The park light lenses and assembly look like this one.

1966-67 LeMans Park Lamp Housing, 1966-67 (Tempest & LeMans) w/plug & wiring @ OPGI.com
1966-67 LeMans Park Lamp Lenses, 1966-67 amber, Tempest/LeMans @ OPGI.com

However the year does not match my car but that is what I removed. I dont think a 67 lower valance will fit a 69 car so how in the hell this is possible. the thing is that my lenses say 69 on them.
anybody has any input on this?


----------



## 68GTO4004Spd (Jun 19, 2008)

Ames performance has parking lamps for a 69 GTO, I don't know if they are the same on a Custom S or not.


----------



## dan woodland (Jul 24, 2013)

Maybe your car has some parts not original to the car. I've run into the same situation on my 69 GTO. I have to believe the Custom S and the Lemans/GTO parts are mostly the same.

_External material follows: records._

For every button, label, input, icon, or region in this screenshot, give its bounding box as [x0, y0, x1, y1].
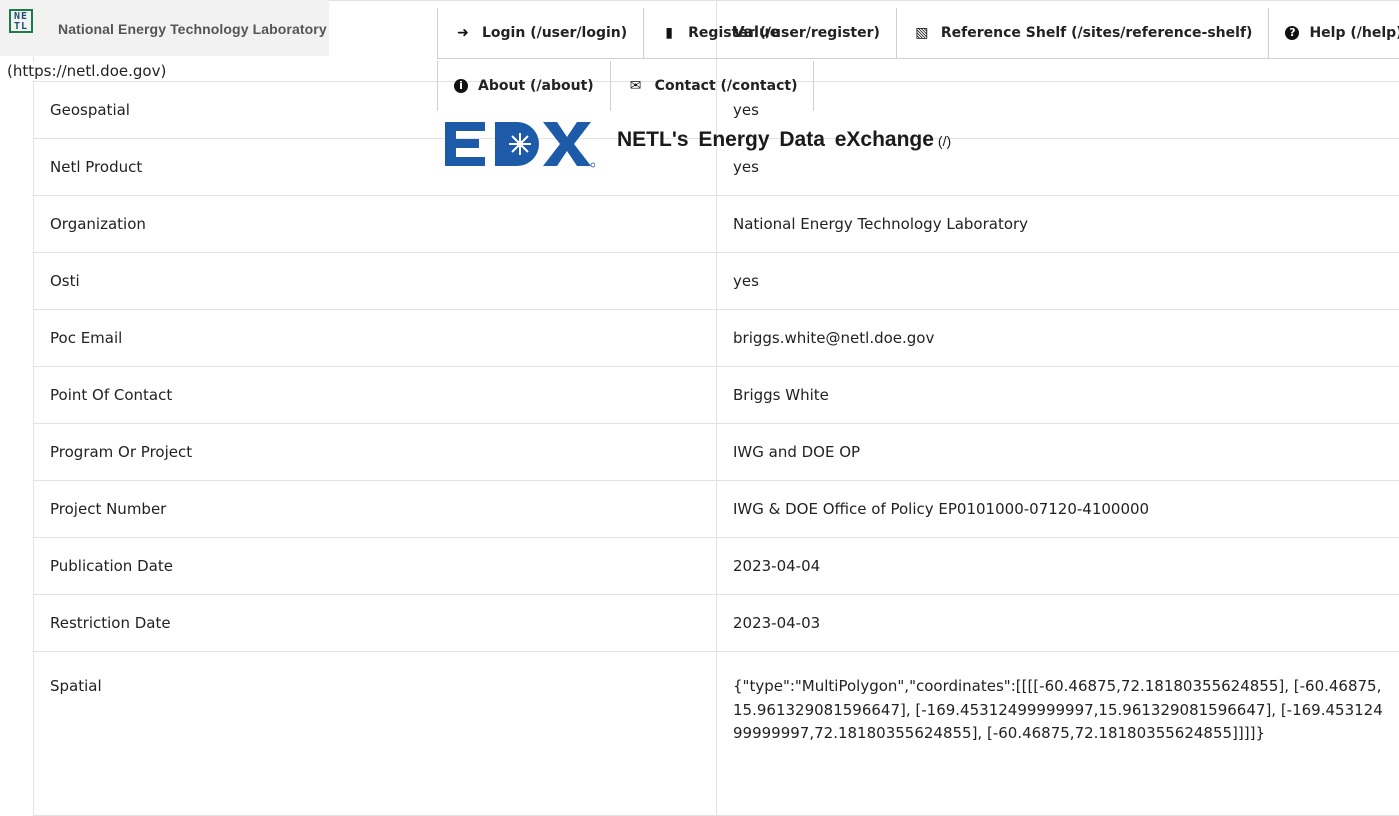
edx-logo-icon: [445, 120, 595, 168]
nav-reference-shelf-link[interactable]: ▧ Reference Shelf (/sites/reference-shel…: [897, 8, 1270, 58]
nav-about-label: About (/about): [478, 78, 594, 94]
row-value: IWG and DOE OP: [717, 424, 1399, 481]
question-circle-icon: ?: [1285, 26, 1299, 40]
info-circle-icon: i: [454, 79, 468, 93]
nav-about-link[interactable]: i About (/about): [437, 61, 611, 111]
row-value: briggs.white@netl.doe.gov: [717, 310, 1399, 367]
nav-help-label: Help (/help): [1309, 25, 1399, 41]
edx-home-link[interactable]: NETL's Energy Data eXchange (/): [445, 118, 951, 168]
table-row: Restriction Date2023-04-03: [34, 595, 1399, 652]
row-key: Project Number: [34, 481, 717, 538]
netl-home-link[interactable]: NETL National Energy Technology Laborato…: [0, 0, 329, 56]
row-value: 2023-04-04: [717, 538, 1399, 595]
netl-logo-icon: NETL: [9, 9, 33, 33]
table-row: Point Of ContactBriggs White: [34, 367, 1399, 424]
nav-row: i About (/about) ✉ Contact (/contact): [437, 61, 814, 111]
edx-path-text: (/): [938, 133, 951, 149]
nav-register-label: Register (/user/register): [688, 25, 880, 41]
row-key: Poc Email: [34, 310, 717, 367]
row-key: Organization: [34, 196, 717, 253]
edx-site-title: NETL's Energy Data eXchange (/): [617, 128, 951, 152]
nav-row: ➜ Login (/user/login) ▮ Register (/user/…: [437, 8, 1399, 59]
envelope-icon: ✉: [627, 78, 645, 94]
nav-reference-shelf-label: Reference Shelf (/sites/reference-shelf): [941, 25, 1253, 41]
row-key: Osti: [34, 253, 717, 310]
table-row: OrganizationNational Energy Technology L…: [34, 196, 1399, 253]
row-key: Publication Date: [34, 538, 717, 595]
row-key: Program Or Project: [34, 424, 717, 481]
row-value: National Energy Technology Laboratory: [717, 196, 1399, 253]
clipboard-icon: ▮: [660, 25, 678, 41]
nav-help-link[interactable]: ? Help (/help): [1269, 8, 1399, 58]
row-key: Spatial: [34, 652, 717, 816]
row-value: yes: [717, 253, 1399, 310]
row-key: Point Of Contact: [34, 367, 717, 424]
edx-title-text: NETL's Energy Data eXchange: [617, 128, 934, 151]
table-row: Ostiyes: [34, 253, 1399, 310]
table-row: Program Or ProjectIWG and DOE OP: [34, 424, 1399, 481]
table-row: Publication Date2023-04-04: [34, 538, 1399, 595]
book-icon: ▧: [913, 25, 931, 41]
row-value: IWG & DOE Office of Policy EP0101000-071…: [717, 481, 1399, 538]
nav-contact-label: Contact (/contact): [655, 78, 798, 94]
top-nav: ➜ Login (/user/login) ▮ Register (/user/…: [437, 8, 1399, 102]
nav-contact-link[interactable]: ✉ Contact (/contact): [611, 61, 815, 111]
netl-url-text: (https://netl.doe.gov): [7, 62, 166, 80]
nav-register-link[interactable]: ▮ Register (/user/register): [644, 8, 897, 58]
row-value: Briggs White: [717, 367, 1399, 424]
table-row: Spatial{"type":"MultiPolygon","coordinat…: [34, 652, 1399, 816]
nav-login-link[interactable]: ➜ Login (/user/login): [437, 8, 644, 58]
nav-login-label: Login (/user/login): [482, 25, 627, 41]
table-row: Project NumberIWG & DOE Office of Policy…: [34, 481, 1399, 538]
netl-site-name: National Energy Technology Laboratory: [58, 21, 327, 37]
table-row: Poc Emailbriggs.white@netl.doe.gov: [34, 310, 1399, 367]
row-value: 2023-04-03: [717, 595, 1399, 652]
row-key: Restriction Date: [34, 595, 717, 652]
row-value: {"type":"MultiPolygon","coordinates":[[[…: [717, 652, 1399, 816]
sign-in-icon: ➜: [454, 25, 472, 41]
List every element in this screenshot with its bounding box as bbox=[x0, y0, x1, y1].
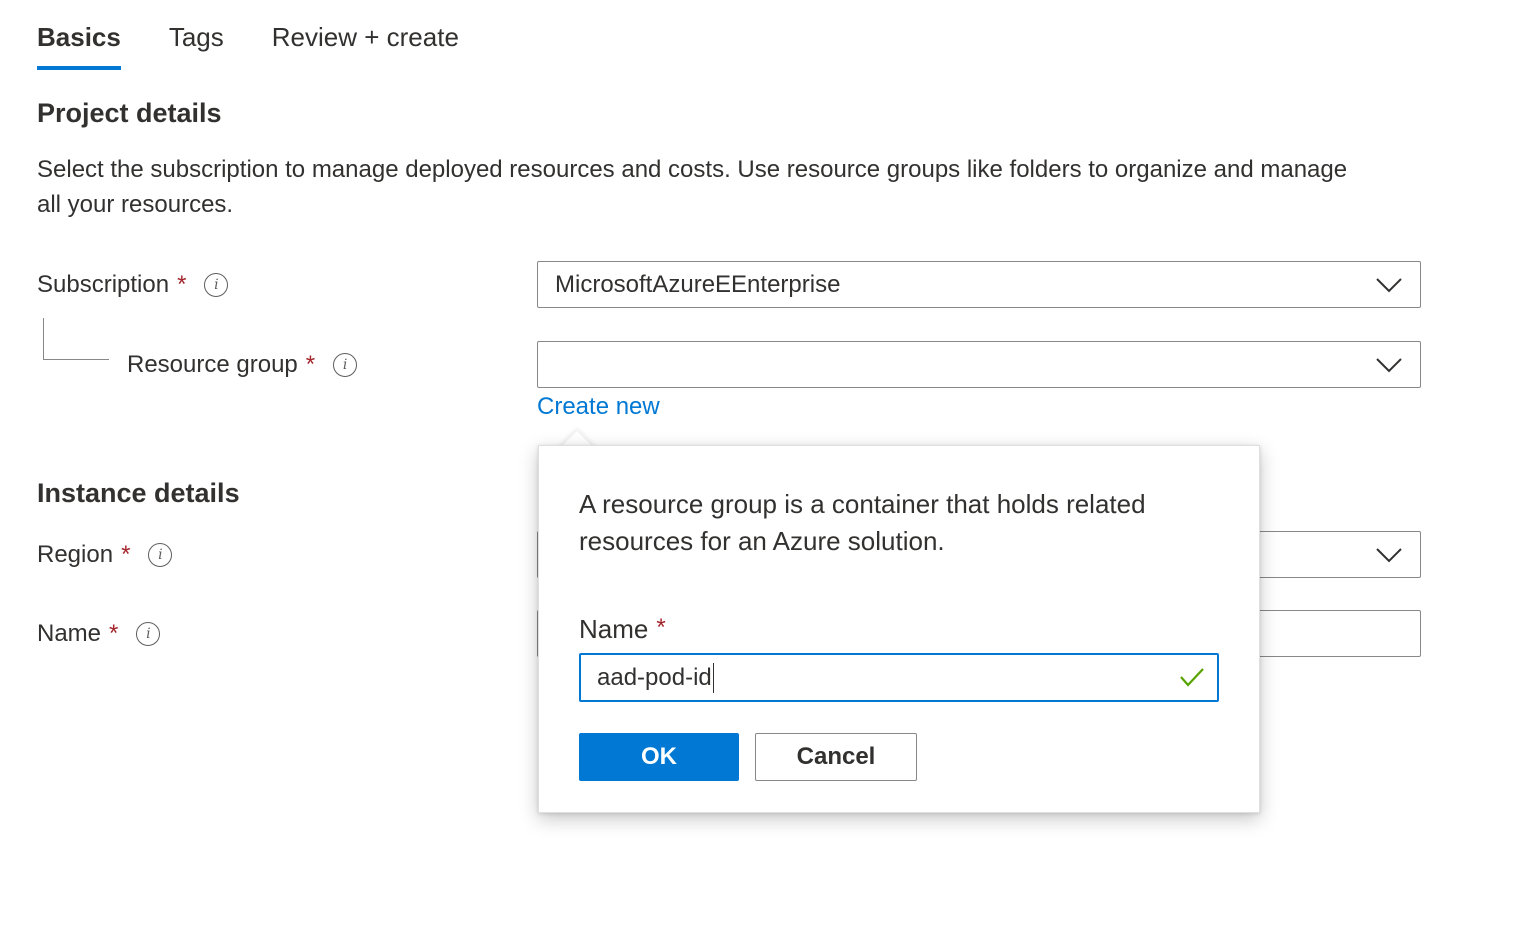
resource-group-name-value: aad-pod-id bbox=[597, 663, 712, 691]
region-label-row: Region * i bbox=[37, 541, 173, 569]
name-label-row: Name * i bbox=[37, 620, 161, 648]
subscription-dropdown[interactable]: MicrosoftAzureEEnterprise bbox=[537, 261, 1421, 308]
create-resource-group-callout: A resource group is a container that hol… bbox=[538, 445, 1260, 813]
info-icon[interactable]: i bbox=[148, 543, 173, 567]
instance-details-heading: Instance details bbox=[37, 478, 240, 508]
callout-name-label-row: Name * bbox=[579, 614, 666, 645]
create-new-link[interactable]: Create new bbox=[537, 393, 660, 421]
project-details-description: Select the subscription to manage deploy… bbox=[37, 156, 1348, 218]
region-label: Region bbox=[37, 541, 114, 568]
tab-review-create[interactable]: Review + create bbox=[272, 18, 459, 70]
required-asterisk: * bbox=[177, 271, 187, 298]
create-resource-page: Basics Tags Review + create Project deta… bbox=[0, 0, 1522, 935]
name-label: Name bbox=[37, 620, 102, 647]
tree-connector bbox=[43, 318, 109, 360]
required-asterisk: * bbox=[305, 351, 316, 378]
text-caret bbox=[712, 662, 715, 693]
cancel-button[interactable]: Cancel bbox=[755, 733, 917, 781]
required-asterisk: * bbox=[121, 541, 131, 568]
callout-description: A resource group is a container that hol… bbox=[579, 489, 1146, 556]
subscription-value: MicrosoftAzureEEnterprise bbox=[555, 270, 841, 298]
info-icon[interactable]: i bbox=[333, 353, 358, 377]
checkmark-icon bbox=[1180, 668, 1204, 687]
ok-button[interactable]: OK bbox=[579, 733, 739, 781]
tab-tags[interactable]: Tags bbox=[169, 18, 224, 70]
info-icon[interactable]: i bbox=[204, 273, 229, 297]
chevron-down-icon bbox=[1376, 547, 1402, 562]
tab-basics[interactable]: Basics bbox=[37, 18, 121, 70]
tab-bar: Basics Tags Review + create bbox=[37, 18, 459, 70]
subscription-label: Subscription bbox=[37, 271, 170, 298]
chevron-down-icon bbox=[1376, 357, 1402, 372]
subscription-label-row: Subscription * i bbox=[37, 271, 229, 299]
required-asterisk: * bbox=[656, 614, 666, 641]
callout-name-label: Name bbox=[579, 614, 649, 644]
resource-group-name-input[interactable]: aad-pod-id bbox=[579, 653, 1219, 702]
resource-group-label: Resource group bbox=[127, 351, 298, 378]
info-icon[interactable]: i bbox=[136, 622, 161, 646]
required-asterisk: * bbox=[109, 620, 119, 647]
resource-group-dropdown[interactable] bbox=[537, 341, 1421, 388]
project-details-heading: Project details bbox=[37, 98, 222, 128]
resource-group-label-row: Resource group * i bbox=[127, 351, 358, 379]
chevron-down-icon bbox=[1376, 277, 1402, 292]
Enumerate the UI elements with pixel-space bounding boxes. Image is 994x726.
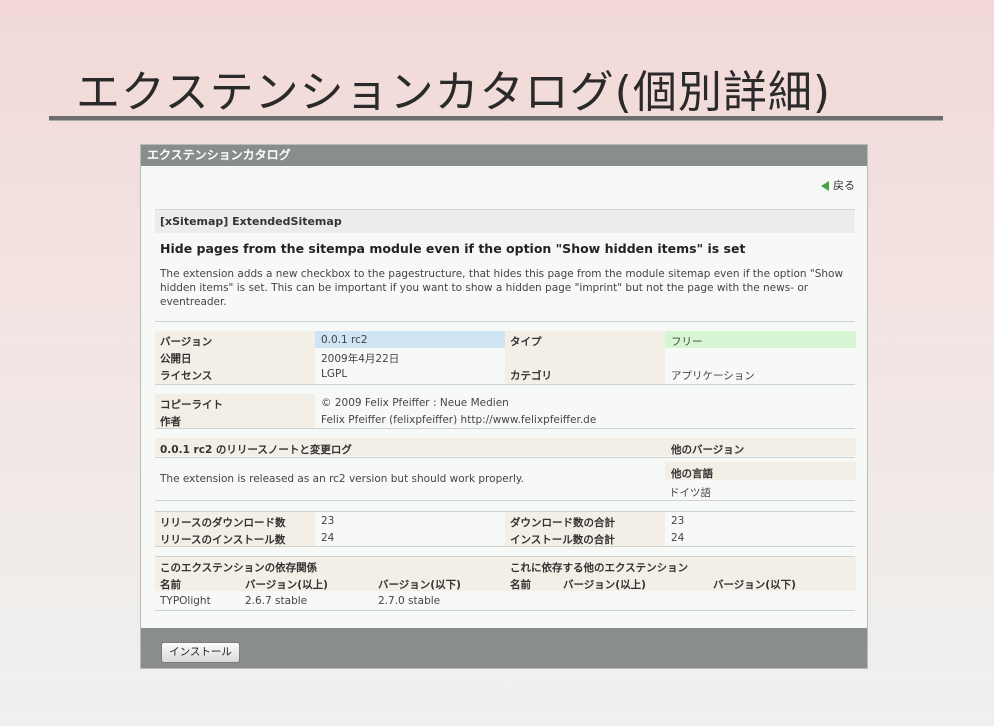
divider (155, 610, 855, 611)
total-downloads-value: 23 (671, 515, 685, 527)
extension-name: [xSitemap] ExtendedSitemap (155, 209, 855, 233)
panel-footer: インストール (141, 628, 867, 668)
total-installs-label: インストール数の合計 (510, 534, 615, 546)
install-button[interactable]: インストール (161, 642, 240, 663)
type-label: タイプ (510, 336, 542, 348)
license-label: ライセンス (160, 370, 213, 382)
other-lang-link[interactable]: ドイツ語 (669, 485, 711, 500)
release-installs-value: 24 (321, 532, 335, 544)
dependent-col-min: バージョン(以上) (563, 579, 646, 591)
author-label: 作者 (160, 416, 181, 428)
other-langs-label: 他の言語 (671, 468, 713, 480)
dep-col-name: 名前 (160, 579, 181, 591)
version-label: バージョン (160, 336, 213, 348)
type-value: フリー (671, 336, 703, 348)
release-notes-label: 0.0.1 rc2 のリリースノートと変更ログ (160, 444, 352, 456)
divider (155, 500, 855, 501)
back-link[interactable]: 戻る (821, 177, 855, 193)
other-versions-label: 他のバージョン (671, 444, 745, 456)
dep-row-max: 2.7.0 stable (378, 595, 441, 607)
category-label: カテゴリ (510, 370, 552, 382)
divider (155, 546, 855, 547)
dep-col-max: バージョン(以下) (378, 579, 461, 591)
release-installs-label: リリースのインストール数 (160, 534, 286, 546)
extension-title: Hide pages from the sitempa module even … (160, 241, 746, 256)
license-value: LGPL (321, 368, 348, 380)
extension-description: The extension adds a new checkbox to the… (160, 268, 844, 308)
release-notes-text: The extension is released as an rc2 vers… (160, 473, 524, 485)
dependencies-label: このエクステンションの依存関係 (160, 562, 318, 574)
divider (155, 321, 855, 322)
divider (155, 384, 855, 385)
version-value: 0.0.1 rc2 (321, 334, 368, 346)
copyright-label: コピーライト (160, 399, 223, 411)
divider (155, 457, 855, 458)
back-arrow-icon (821, 181, 829, 191)
dep-row-name: TYPOlight (160, 595, 211, 607)
published-value: 2009年4月22日 (321, 353, 400, 365)
dependent-col-name: 名前 (510, 579, 531, 591)
dep-col-min: バージョン(以上) (245, 579, 328, 591)
slide-title: エクステンションカタログ(個別詳細) (76, 67, 832, 118)
dep-row-min: 2.6.7 stable (245, 595, 308, 607)
dependent-col-max: バージョン(以下) (713, 579, 796, 591)
dependents-label: これに依存する他のエクステンション (510, 562, 689, 574)
total-downloads-label: ダウンロード数の合計 (510, 517, 615, 529)
total-installs-value: 24 (671, 532, 685, 544)
category-value: アプリケーション (671, 370, 755, 382)
copyright-value: © 2009 Felix Pfeiffer : Neue Medien (321, 397, 509, 409)
release-downloads-value: 23 (321, 515, 335, 527)
title-divider (49, 116, 943, 121)
published-label: 公開日 (160, 353, 192, 365)
panel-header: エクステンションカタログ (141, 145, 867, 166)
author-value: Felix Pfeiffer (felixpfeiffer) http://ww… (321, 414, 597, 426)
extension-detail-panel: エクステンションカタログ 戻る [xSitemap] ExtendedSitem… (140, 144, 868, 669)
release-downloads-label: リリースのダウンロード数 (160, 517, 286, 529)
back-label: 戻る (833, 179, 855, 192)
divider (155, 428, 855, 429)
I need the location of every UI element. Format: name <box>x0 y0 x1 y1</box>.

I'd call Ames Performance, they should be able to help.


----------



## Pontiacpurebrred (Jun 22, 2011)

Howdy,

I used to have a Custom S, I feel your pain! 

No they are very different than a 69 GTO lens. I believe you need to source the LeMans or Tempest part, for 69. I think it's the same valence across those 3 cars. VERY different than the GTO valence. Honestly I never found a repop of those parts, and I just looked again ad OPGI, Ames and Performance years .... nadda. for period correct you'll have to source NOS or craigslist, something like that .... luckily there's lots of people cloning these days so you "should" be able to find something ....

Custom-S or LeMans or Tempest 
http://3.bp.************/-wQirYEXtR...xxvM1X7Dnw/s1600/Pontiac-Custom-S-Gold-ii.png

GTO
http://static.cargurus.com/images/s...1969_pontiac_gto-pic-7924068252368159600.jpeg

Vuuuury Vuuuury different ...


----------



## 68GTO4004Spd (Jun 19, 2008)

Wow that is different, I guess I have never seen a 69 Custom S. I can't believe Pontiac made two different valences for the same year. Weird.


----------



## jrdeleon1 (Oct 22, 2011)

I have a Custom S as well. Just keep in mind that this trim level was just above the Tempest and below the Lemans.

With that being said, a lot of the Tempest and Lemans components/parts should be compatible.

I'm just glad there are finally door panels for the Custom S. I was unfortunate enough to inherit door panels with speaker holes cut into them. Two and a half years I've had to weigh whether or not to just get the Lemans door panels. Moot point now.

If only they'd make the correct seat vinyl now...One can only hope.


----------